PUBLISHED : Monday, 10 March, 2014, 6:10am
UPDATED : Monday, 10 March, 2014, 7:40am

Developers are bearing the burden as residential construction costs have more than doubled in recent years, but opinion is divided as to whether this will force them to go for price cuts in projects to spur sales.

Research from surveyor firm Langdon and Seah shows the cost of building high-end flats rose to between HK$2,787 and HK$3,252 per square foot in the third quarter of 2013, a jump of 133 per cent from HK$1,195 to HK$1,413 per square foot in the third quarter of 2009.

The escalating construction price has raised the cost for developers and is eating away at new projects' profit margins.

"Developers aim for a net profit margin of at least 30 per cent. If they get single-digit profit margins each year, it is a fruitless business to them," said Nicole Wong, regional head of property research at CLSA.

One example is K Wah International, which acquired a site in Kai Tak for HK$5,300 per square foot last month. The total development cost is about HK$9,696 per square foot, including the construction cost of HK$3,613 per square foot and interest expenses.

If the project's average price reached HK$15,000 per square foot, the developer will have a profit margin of 19.2 per cent.

Since it usually takes at least three years to develop a project, the profit margin would shrivel to only 6 per cent per year.

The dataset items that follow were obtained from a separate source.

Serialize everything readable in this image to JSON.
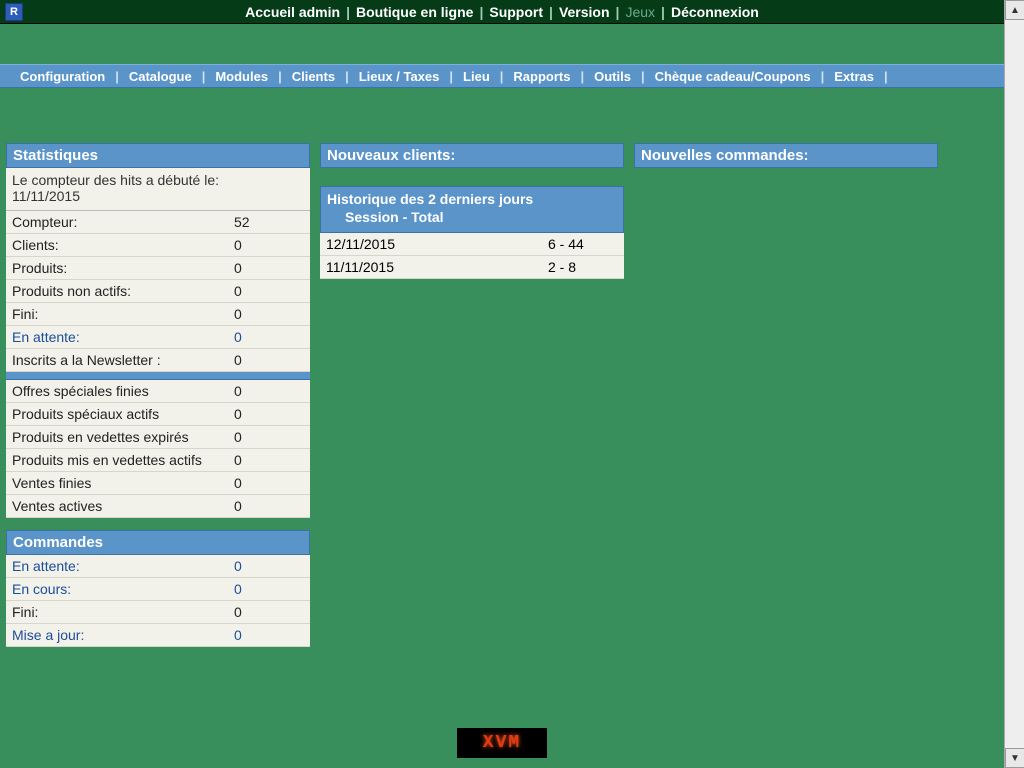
{
  "corner": "R",
  "topnav": {
    "items": [
      "Accueil admin",
      "Boutique en ligne",
      "Support",
      "Version",
      "Jeux",
      "Déconnexion"
    ],
    "inactive_index": 4
  },
  "subnav": {
    "items": [
      "Configuration",
      "Catalogue",
      "Modules",
      "Clients",
      "Lieux / Taxes",
      "Lieu",
      "Rapports",
      "Outils",
      "Chèque cadeau/Coupons",
      "Extras"
    ]
  },
  "stats": {
    "title": "Statistiques",
    "intro_line1": "Le compteur des hits a débuté le:",
    "intro_date": "11/11/2015",
    "rows1": [
      {
        "label": "Compteur:",
        "value": "52",
        "link": false
      },
      {
        "label": "Clients:",
        "value": "0",
        "link": false
      },
      {
        "label": "Produits:",
        "value": "0",
        "link": false
      },
      {
        "label": "Produits non actifs:",
        "value": "0",
        "link": false
      },
      {
        "label": "Fini:",
        "value": "0",
        "link": false
      },
      {
        "label": "En attente:",
        "value": "0",
        "link": true
      },
      {
        "label": "Inscrits a la Newsletter :",
        "value": "0",
        "link": false
      }
    ],
    "rows2": [
      {
        "label": "Offres spéciales finies",
        "value": "0",
        "link": false
      },
      {
        "label": "Produits spéciaux actifs",
        "value": "0",
        "link": false
      },
      {
        "label": "Produits en vedettes expirés",
        "value": "0",
        "link": false
      },
      {
        "label": "Produits mis en vedettes actifs",
        "value": "0",
        "link": false
      },
      {
        "label": "Ventes finies",
        "value": "0",
        "link": false
      },
      {
        "label": "Ventes actives",
        "value": "0",
        "link": false
      }
    ]
  },
  "orders": {
    "title": "Commandes",
    "rows": [
      {
        "label": "En attente:",
        "value": "0",
        "link": true
      },
      {
        "label": "En cours:",
        "value": "0",
        "link": true
      },
      {
        "label": "Fini:",
        "value": "0",
        "link": false
      },
      {
        "label": "Mise a jour:",
        "value": "0",
        "link": true
      }
    ]
  },
  "new_clients": {
    "title": "Nouveaux clients:",
    "sub_line1": "Historique des 2 derniers jours",
    "sub_line2": "Session - Total",
    "rows": [
      {
        "date": "12/11/2015",
        "value": "6 - 44"
      },
      {
        "date": "11/11/2015",
        "value": "2 - 8"
      }
    ]
  },
  "new_orders": {
    "title": "Nouvelles commandes:"
  },
  "footer_logo": "XVM"
}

Cheung Kong (Holdings) chairman Li Ka-shing and Sun Hung Kai Properties joint-chairman Thomas Kwok Ping-kwong said home prices will not be falling soon due to high construction costs that keep on rising.

Wong does not believe ballooning construction costs will prop up home prices, saying an anticipated decline in land costs will prompt developers to cut prices.

"They will cut the price significantly in order to boost sales," said Wong.

"Land prices will fall as the government will keep on increasing the land supply. The development cost of these new projects would be lower. If developers postponed sales of their existing projects and did not cut prices, they will face strong competition from new projects. There will be plenty of new housing supply in the future.

"Even if they hold the projects for three years, they may not able to achieve a better price as interest rates may rise. And the property could depreciate," she added.

Bocom International analyst Alfred Lau believes developers would rather "sit on the inventory" until the market recovered.

"There is no major incentive for developers to undercut the prices. Hong Kong developers had to cut the property prices after the Asian financial crisis happened in 1997 as their gearing ratio was high and the cost of funding was high. Their land bank was enough for them to develop for five to six years," he said.

"But now, the cost of funding is only 1 to 2 per cent and developers' gearing ratio is very low. Their land bank is enough for their use for three to four years only."

The Beverly Hills in Tai Po, developed by Henderson Land, is an example of a developer preferring to "sit on the inventory" until the price rebounded. The developer launched the project in 2003 and then relaunched the project in 2010 when luxury property prices surged.

Before the property market recovered in the second half of 2003, developers cut the prices of new projects to attract buyers. The price war was particularly fierce in West Kowloon and Tseung Kwan O as they were the major sources of new home supply and had higher vacancy rates.